Es en el año 1986, al entrar España en el Mercado Común, cuando se da el mayor impulso a la exportación del tomate, barajándose cifras en la campaña del año 1995-1996 de casi 400.000 kilos entre Las Palmas y Tenerife.

Y así, en su mejor momento, llega sobre el año 2000 el virus de la cuchara, la tuta absoluta y actualmente la arruga, eso acompañado con la exportación de otros países en condiciones de competencia desigual, provocaron el inicio del declive de nuestro producto estrella.

Causa principal de que muchos almacenes de empaquetado hayan ido cerrado sus puertas y antiguas fincas tomateras han sido reconvertidas en complejos turísticos o simplemente abandonadas.

Pero todo no se ha perdido, al contrario la inventiva, el buen hacer y el valor de nuestra historia, están colaborando para que se relance el tomate canario.

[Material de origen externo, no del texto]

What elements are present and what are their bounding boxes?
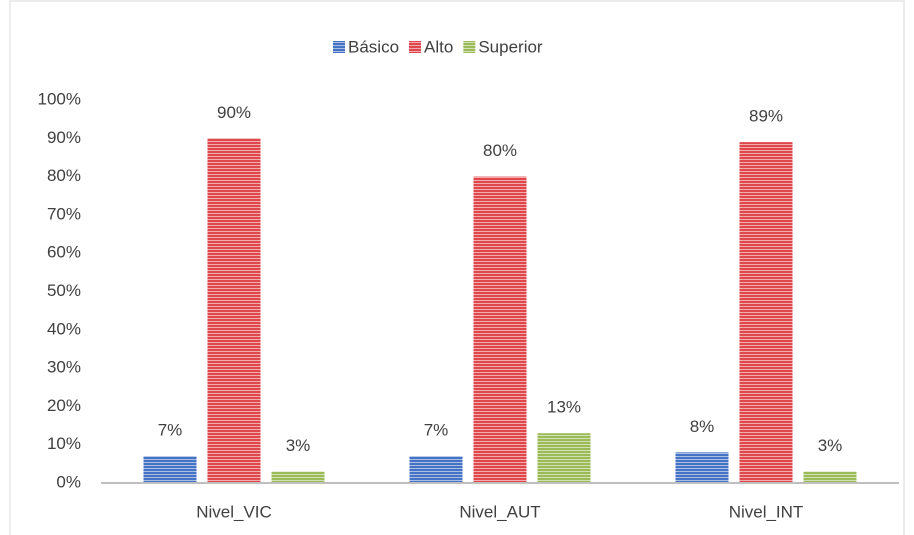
legend-swatch — [409, 41, 422, 53]
value-label: 80% — [483, 141, 517, 160]
legend-swatch — [463, 41, 476, 53]
bar — [803, 471, 857, 483]
y-tick-label: 80% — [47, 166, 81, 185]
legend-label: Superior — [478, 37, 543, 56]
value-label: 3% — [286, 436, 311, 455]
y-tick-label: 70% — [47, 204, 81, 223]
x-tick-label: Nivel_AUT — [459, 502, 540, 521]
chart-border — [9, 0, 905, 535]
y-tick-label: 20% — [47, 396, 81, 415]
y-tick-label: 0% — [56, 472, 81, 491]
bar — [207, 138, 261, 484]
y-tick-label: 30% — [47, 358, 81, 377]
y-tick-label: 40% — [47, 319, 81, 338]
legend-label: Básico — [348, 37, 399, 56]
bar — [537, 433, 591, 483]
y-tick-label: 100% — [38, 89, 81, 108]
y-tick-label: 50% — [47, 281, 81, 300]
y-tick-label: 60% — [47, 243, 81, 262]
y-tick-label: 10% — [47, 434, 81, 453]
x-tick-label: Nivel_INT — [729, 502, 804, 521]
value-label: 7% — [158, 421, 183, 440]
x-tick-label: Nivel_VIC — [196, 502, 272, 521]
value-label: 13% — [547, 398, 581, 417]
bar — [271, 471, 325, 483]
legend: Básico Alto Superior — [333, 37, 543, 56]
value-label: 89% — [749, 107, 783, 126]
bar — [143, 456, 197, 483]
value-label: 7% — [424, 421, 449, 440]
y-tick-label: 90% — [47, 128, 81, 147]
bar — [473, 176, 527, 483]
value-label: 3% — [818, 436, 843, 455]
legend-label: Alto — [424, 37, 453, 56]
bar — [409, 456, 463, 483]
legend-swatch — [333, 41, 345, 53]
bar — [675, 452, 729, 483]
bar — [739, 142, 793, 483]
value-label: 90% — [217, 103, 251, 122]
value-label: 8% — [690, 417, 715, 436]
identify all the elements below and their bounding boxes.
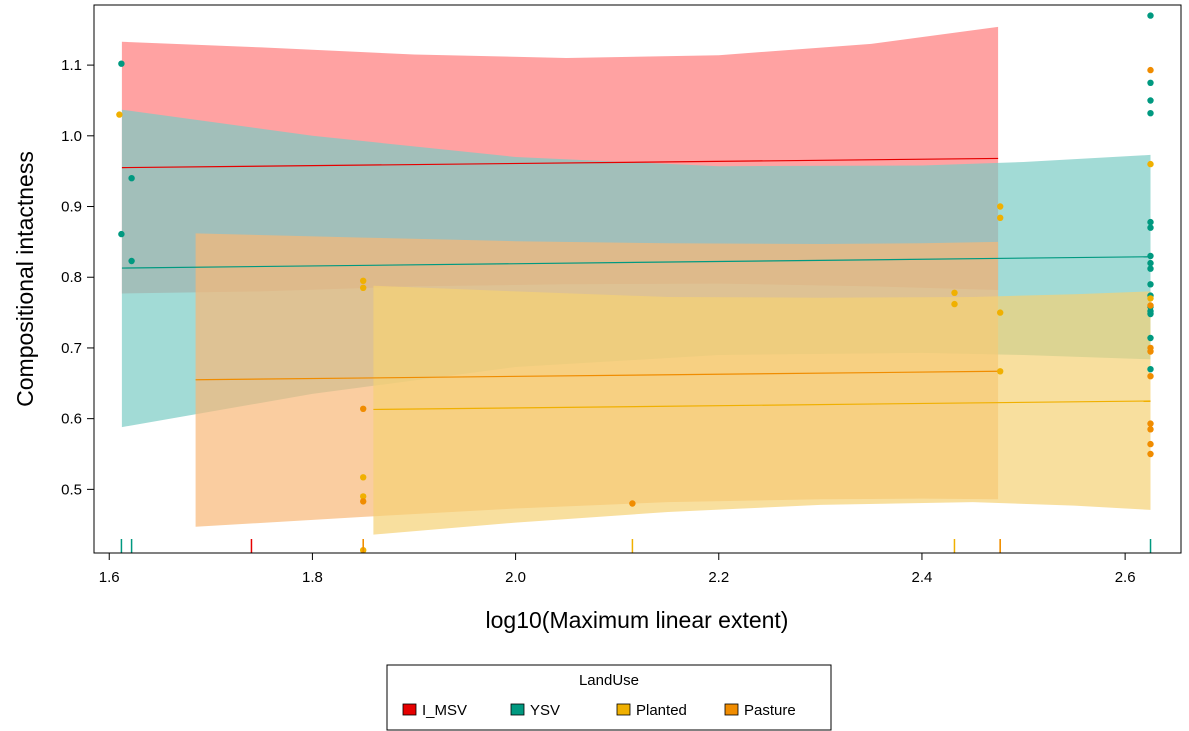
legend-swatch-ysv <box>510 703 525 716</box>
fit-line-ysv <box>121 256 1151 269</box>
y-tick-label: 0.8 <box>61 269 82 286</box>
data-point-pasture <box>1147 348 1154 355</box>
data-point-ysv <box>118 60 125 67</box>
legend-swatch-planted <box>616 703 631 716</box>
y-tick-label: 0.6 <box>61 411 82 428</box>
y-axis-title: Compositional intactness <box>12 151 38 407</box>
data-point-planted <box>997 309 1004 316</box>
data-point-planted <box>997 203 1004 210</box>
confidence-band-planted <box>373 285 1151 535</box>
data-point-planted <box>360 493 367 500</box>
data-point-ysv <box>1147 265 1154 272</box>
legend-label-i-msv: I_MSV <box>422 702 467 719</box>
data-point-pasture <box>1147 426 1154 433</box>
data-point-ysv <box>1147 310 1154 318</box>
y-tick-label: 1.0 <box>61 128 82 145</box>
y-tick-label: 0.9 <box>61 199 82 216</box>
data-point-ysv <box>1147 97 1154 104</box>
legend-items: I_MSV YSV Planted Pasture <box>402 702 796 719</box>
plot-frame <box>93 4 1182 554</box>
data-point-planted <box>1147 295 1154 302</box>
data-point-planted <box>951 300 958 308</box>
x-tick-label: 1.8 <box>302 569 323 586</box>
data-point-ysv <box>1147 12 1154 19</box>
data-point-pasture <box>629 500 636 507</box>
data-point-ysv <box>128 257 135 265</box>
legend-title: LandUse <box>579 672 639 689</box>
legend-label-pasture: Pasture <box>744 702 796 719</box>
x-axis-title: log10(Maximum linear extent) <box>486 607 789 633</box>
data-point-pasture <box>1147 373 1154 380</box>
data-point-pasture <box>1147 450 1154 458</box>
bands-layer <box>121 26 1151 535</box>
data-point-planted <box>1147 160 1154 168</box>
data-point-ysv <box>128 175 135 182</box>
legend: LandUse I_MSV YSV Planted Pasture <box>386 664 832 731</box>
rug-layer <box>120 539 1152 553</box>
fit-line-i-msv <box>121 157 999 169</box>
data-point-planted <box>360 284 367 291</box>
x-tick-label: 1.6 <box>99 569 120 586</box>
x-tick-label: 2.0 <box>505 569 526 586</box>
data-point-ysv <box>1147 259 1154 267</box>
x-tick-label: 2.6 <box>1115 569 1136 586</box>
data-point-ysv <box>1147 110 1154 117</box>
y-tick-label: 0.5 <box>61 481 82 498</box>
data-point-ysv <box>1147 334 1154 342</box>
data-point-pasture <box>1147 440 1154 448</box>
data-point-ysv <box>1147 224 1154 231</box>
points-layer <box>116 12 1154 554</box>
legend-label-ysv: YSV <box>530 702 560 719</box>
data-point-pasture <box>1147 66 1154 74</box>
x-tick-label: 2.2 <box>708 569 729 586</box>
fit-lines-layer <box>121 157 1151 411</box>
data-point-pasture <box>1147 302 1154 309</box>
data-point-planted <box>997 214 1004 221</box>
data-point-planted <box>116 111 123 118</box>
data-point-ysv <box>118 230 125 238</box>
data-point-planted <box>360 277 367 284</box>
data-point-pasture <box>360 498 367 505</box>
legend-swatch-pasture <box>724 703 739 716</box>
y-tick-label: 1.1 <box>61 57 82 74</box>
data-point-planted <box>951 289 958 296</box>
y-axis: 0.5 0.6 0.7 0.8 0.9 1.0 1.1 <box>61 57 94 498</box>
data-point-pasture <box>1147 420 1154 427</box>
fit-line-planted <box>373 400 1151 411</box>
legend-swatch-i-msv <box>402 703 417 716</box>
y-tick-label: 0.7 <box>61 340 82 357</box>
data-point-pasture <box>360 405 367 412</box>
legend-box <box>386 664 832 731</box>
data-point-ysv <box>1147 218 1154 226</box>
data-point-ysv <box>1147 252 1154 260</box>
fit-line-pasture <box>195 370 999 381</box>
data-point-planted <box>997 368 1004 375</box>
legend-label-planted: Planted <box>636 702 687 719</box>
x-axis: 1.6 1.8 2.0 2.2 2.4 2.6 <box>99 553 1136 586</box>
data-point-planted <box>360 474 367 481</box>
data-point-ysv <box>1147 79 1154 87</box>
data-point-ysv <box>1147 366 1154 373</box>
data-point-ysv <box>1147 281 1154 288</box>
x-tick-label: 2.4 <box>912 569 933 586</box>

Así el reciente anuncio de solicitud de una Indicación Geográfica Protegida (IGP), impulsada por el Cabildo de Gran Canaria, podría ser un punto de inflexión. Diferenciandolo como un producto de calidad frente a la cantidad.

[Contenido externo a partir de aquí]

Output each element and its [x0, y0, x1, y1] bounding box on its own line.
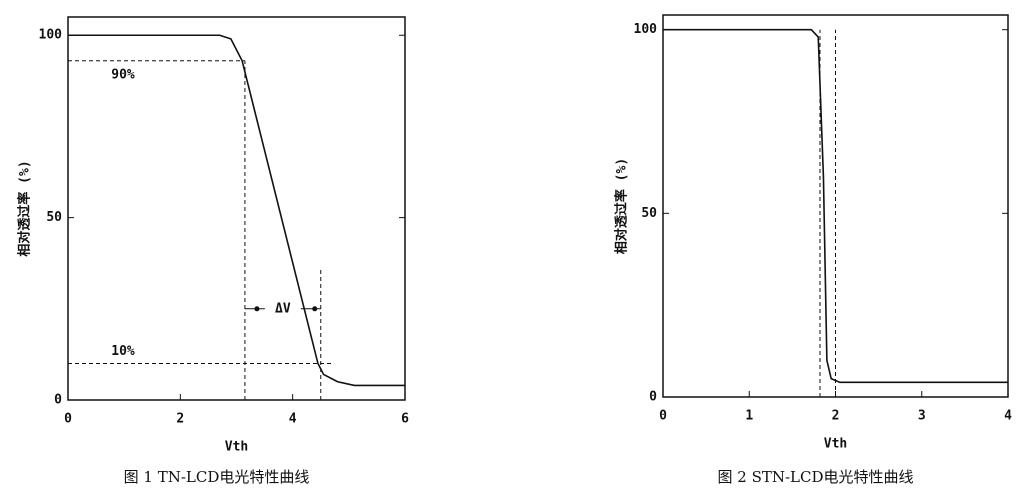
- y-tick-label: 50: [46, 210, 62, 225]
- delta-dot: [254, 306, 260, 312]
- curve: [663, 28, 1008, 384]
- x-tick-label: 0: [659, 409, 667, 424]
- delta-dot: [312, 306, 318, 312]
- caption: 图 2 STN-LCD电光特性曲线: [717, 468, 913, 486]
- x-tick-label: 1: [745, 409, 753, 424]
- x-tick-label: 0: [64, 412, 72, 427]
- curve: [68, 34, 405, 387]
- guide-label: 90%: [111, 67, 135, 82]
- y-tick-label: 0: [649, 390, 657, 405]
- x-tick-label: 2: [832, 409, 840, 424]
- y-tick-label: 50: [641, 206, 657, 221]
- y-axis-label: 相对透过率 (%): [614, 158, 630, 254]
- y-tick-label: 100: [634, 22, 658, 37]
- x-axis-label: Vth: [824, 437, 847, 452]
- caption: 图 1 TN-LCD电光特性曲线: [124, 468, 310, 486]
- delta-label: ΔV: [275, 301, 291, 316]
- y-axis-label: 相对透过率 (%): [17, 160, 33, 256]
- x-tick-label: 6: [401, 412, 409, 427]
- plot-frame: [67, 16, 406, 401]
- x-tick-label: 2: [176, 412, 184, 427]
- x-axis-label: Vth: [225, 440, 248, 455]
- y-tick-label: 0: [54, 393, 62, 408]
- x-tick-label: 3: [918, 409, 926, 424]
- y-tick-label: 100: [39, 28, 63, 43]
- x-tick-label: 4: [1004, 409, 1012, 424]
- guide-label: 10%: [111, 344, 135, 359]
- x-tick-label: 4: [289, 412, 297, 427]
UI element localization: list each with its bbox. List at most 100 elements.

También el auge de productos locales y los mercados agrícolas, apuestan por mantener el consumo de este rojo manjar.

Por eso desde estas páginas, apuesto por apoyar nuestros productos y sobre todo el tomate canario, tesoro vivo de nuestra historia, en la que generaciones y generaciones de isleños, gracias a aquellas semillas plantadas por primera vez hace 140 años, dieron vida, futuro y esperanza a la población actual, la cual nunca debe de olvidar de donde venimos, para saber hacía donde vamos.